While paying for everything with cash or debit cards is doable if you have the funds, establishing credit is important when it comes to future purchases that you won’t be able to pay using cash.
It is important to build your credit history for a variety of reasons:
- If you need a loan at some point, you will receive better interest rates if you have a good credit history because the lender will assume you to be of less risk.
- If you are financing a house or a car, or financing a very large purchase (such as furniture or buying a pool), having established credit will be important.
- If you rent an apartment, a landlord will trust you more if you have a good credit history than if you don’t.
- Insurance companies can use your credit rating to determine a rate to offer you.
- A potential employer is able to check your credit (they will not see your actual score) if you give them written permission to do so.
How to Build Your Credit
If you are under 21, a simple way to build credit is becoming an authorized user on your mom or dad’s credit card. If they have good credit, you can get your own card under the same account as them. All of your activity will be reported on your mom and dad’s credit report and on yours.
If you are over 21 and are having issues getting your first line of credit, applying for a secured credit card may be the best way to build your credit.
A secured credit card functions like a credit card, except that you place a deposit for the card as collateral. If you were to put down a $500 deposit, your available line of credit will likely be $500 (assuming you have enough income to pay off the card).
To start building credit, you would use this credit card for everyday purchases, and pay off the card as if it was a real credit card. If you were to default on your payments, whoever issued you the card may keep the deposit that you initially made.
This behavior is reported to credit agencies, and if you can successfully use this type of card, over time you should qualify for a credit card.
Once you are able to qualify for a credit card, use it responsibly. Don’t use more than 25% of your available credit, and do your best to pay your bills in full. Most importantly, make sure you are making your payments on time!

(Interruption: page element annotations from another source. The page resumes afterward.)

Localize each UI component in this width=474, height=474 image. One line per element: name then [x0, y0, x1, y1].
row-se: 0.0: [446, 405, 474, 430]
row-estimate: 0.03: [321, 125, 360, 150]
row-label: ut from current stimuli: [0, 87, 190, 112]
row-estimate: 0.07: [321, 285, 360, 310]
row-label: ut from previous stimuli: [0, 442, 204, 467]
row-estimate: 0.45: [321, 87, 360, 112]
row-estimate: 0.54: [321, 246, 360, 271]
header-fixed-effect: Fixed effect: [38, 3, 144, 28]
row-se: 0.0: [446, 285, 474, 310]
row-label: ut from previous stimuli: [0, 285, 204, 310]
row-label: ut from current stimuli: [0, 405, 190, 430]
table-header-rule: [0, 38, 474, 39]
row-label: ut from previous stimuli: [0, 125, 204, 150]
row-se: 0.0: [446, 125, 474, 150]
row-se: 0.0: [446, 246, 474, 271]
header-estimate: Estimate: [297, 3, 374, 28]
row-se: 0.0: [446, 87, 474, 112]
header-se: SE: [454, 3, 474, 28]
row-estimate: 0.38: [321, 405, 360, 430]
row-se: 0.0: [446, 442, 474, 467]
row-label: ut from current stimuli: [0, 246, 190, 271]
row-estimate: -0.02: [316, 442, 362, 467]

As long as you are patient, you will see that your credit limit on your card will rise, your credit score will become existent, and you will start to qualify for additional credit cards or obtain good interest rates on other purchases you may make. Being able to responsibly manage different kinds of credit (a credit card, a car payment, a loan payment) is another way to build credit and help increase your score. You can slowly begin to incorporate these into your credit mix as time goes on and your score rises.
Be careful though and don’t overdo it, as you only need to have a few credit accounts to demonstrate that you are responsible.